We've had our first few days of on-ice practice now. It's really fast paced, a lot faster than what I'm used to in practices. It has been a little hard to get a hang of all the drills so far because they're new to me, but I think I will catch on pretty fast. For me, it's all about getting used to the speed of play. I need to pass better and move my feet all the time to stay with the other players. i have been playing very tentatively because I'm nervous. But I'm starting to get less nervous and more comfortable, and I'm starting to play better, but I know I still have a lot of work left to do to make the team. Before practice today, Coach asked us how many of us are here. There are 32 of us left. Then, he said we still have to get down to 23 guys, so there are a lot of cuts to come. I think that comment really hit home for me. I need to show the coaches that I want to make the team and that I can help the team. Today, I practiced much better than yesterday, but I still need to concentrate and try to make smart plays every time I'm on the ice. I know I have the ability to make the team, but I need to show the coaches. I don't want to be one of the players cut.

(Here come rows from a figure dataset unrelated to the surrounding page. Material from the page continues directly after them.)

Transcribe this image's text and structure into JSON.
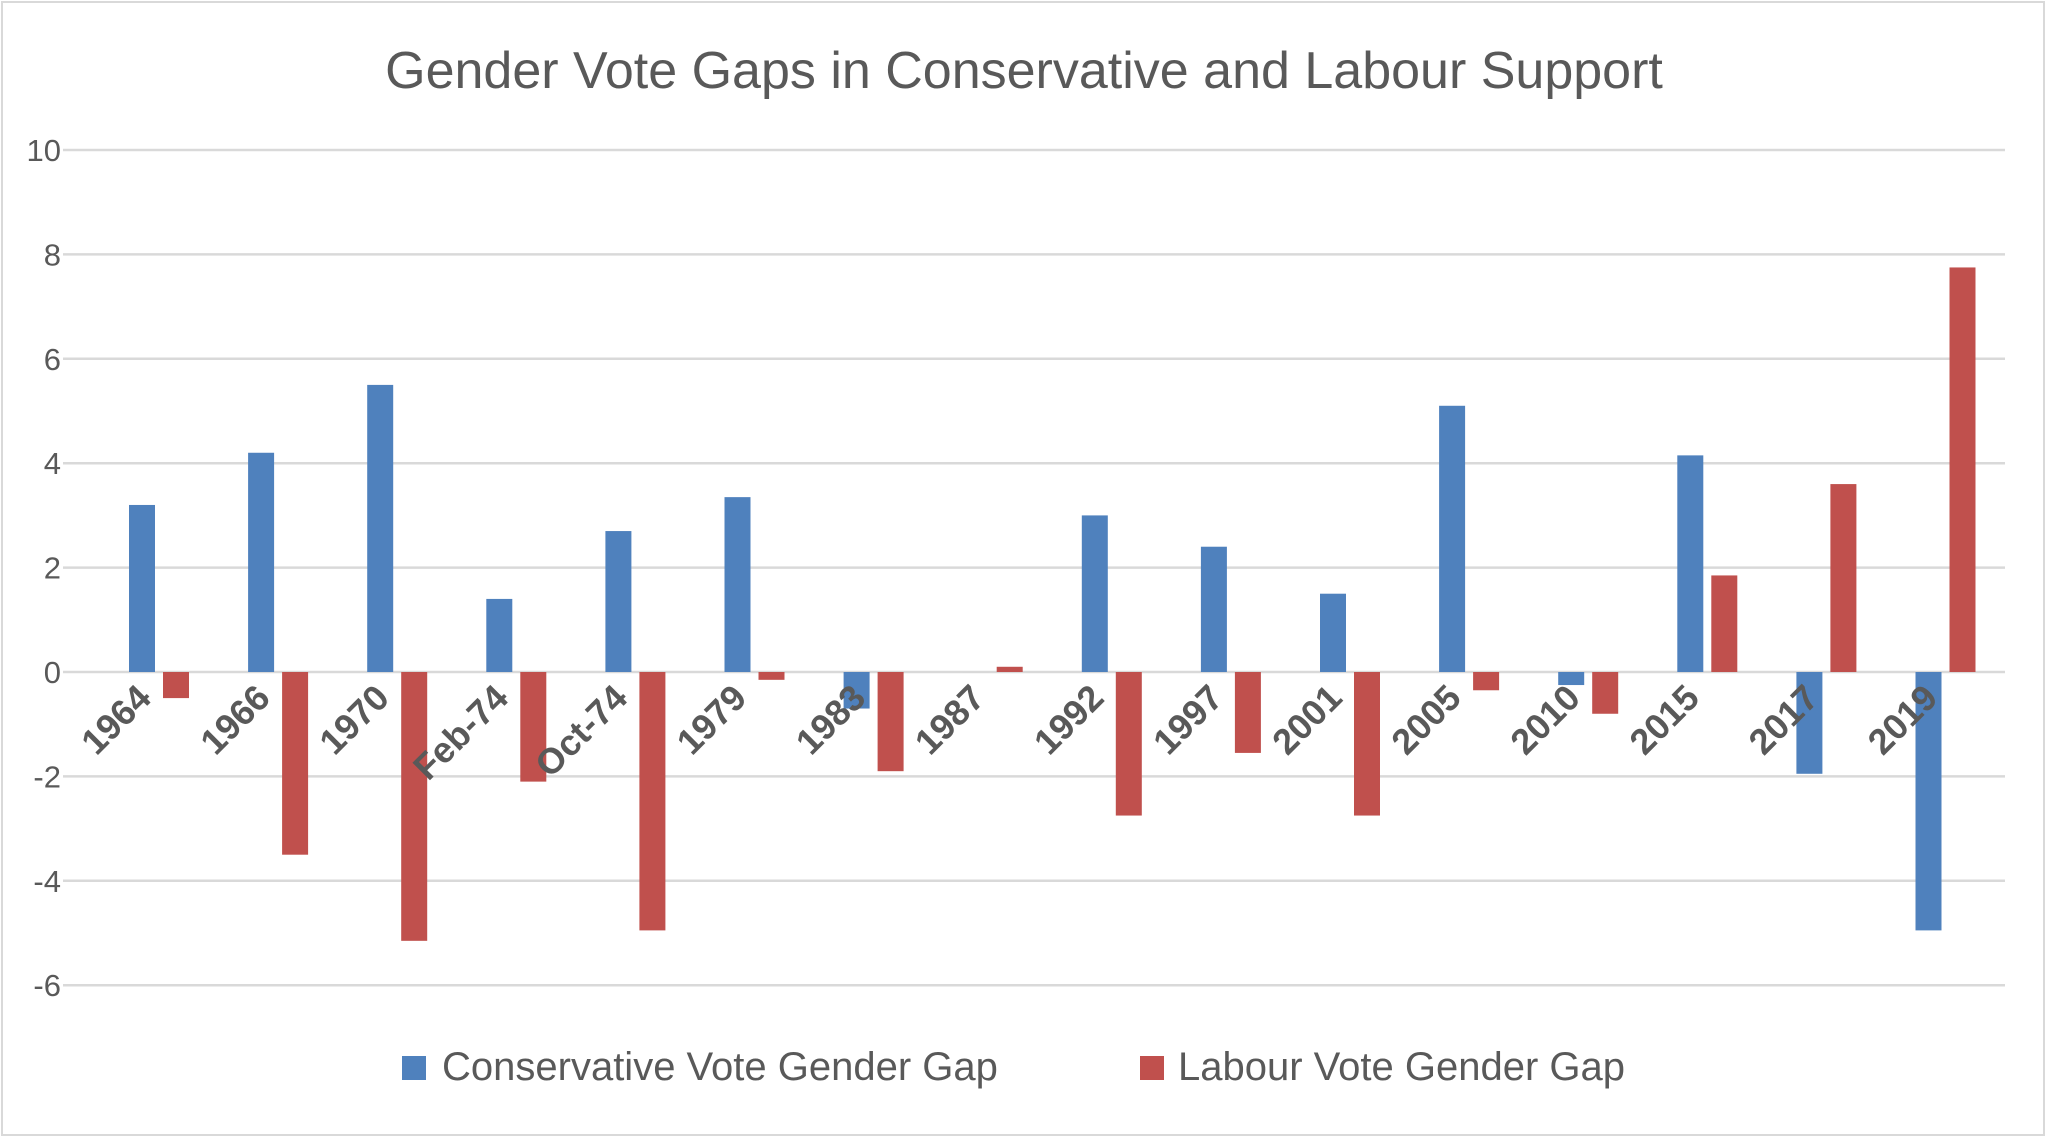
{
  "chart_data": {
    "type": "bar",
    "title": "Gender Vote Gaps in Conservative and Labour Support",
    "xlabel": "",
    "ylabel": "",
    "ylim": [
      -6,
      10
    ],
    "yticks": [
      10,
      8,
      6,
      4,
      2,
      0,
      -2,
      -4,
      -6
    ],
    "grid": true,
    "legend_position": "bottom",
    "categories": [
      "1964",
      "1966",
      "1970",
      "Feb-74",
      "Oct-74",
      "1979",
      "1983",
      "1987",
      "1992",
      "1997",
      "2001",
      "2005",
      "2010",
      "2015",
      "2017",
      "2019"
    ],
    "series": [
      {
        "name": "Conservative Vote Gender Gap",
        "color": "#4f81bd",
        "values": [
          3.2,
          4.2,
          5.5,
          1.4,
          2.7,
          3.35,
          -0.7,
          0,
          3.0,
          2.4,
          1.5,
          5.1,
          -0.25,
          4.15,
          -1.95,
          -4.95
        ]
      },
      {
        "name": "Labour Vote Gender Gap",
        "color": "#c0504d",
        "values": [
          -0.5,
          -3.5,
          -5.15,
          -2.1,
          -4.95,
          -0.15,
          -1.9,
          0.1,
          -2.75,
          -1.55,
          -2.75,
          -0.35,
          -0.8,
          1.85,
          3.6,
          7.75
        ]
      }
    ]
  }
}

Thursday, September 2, 2010

One More Day

I'm exhausted. I am still working my butt off, and I can't wait to get out on the ice. Hell Week is really hard, but I think we will see the benefits of it when we get back on the ice. Today was one of the hardest days, and tomorrow, we have a workout at 5:30 in the morning. It'll feel really good when it's over, and then we can start skating. Finally! I might have forgotten how to hold a hockey stick, but I think it will come back pretty quickly. For now, I'm gonna rest up for tomorrow. Can't wait for the weekend, though.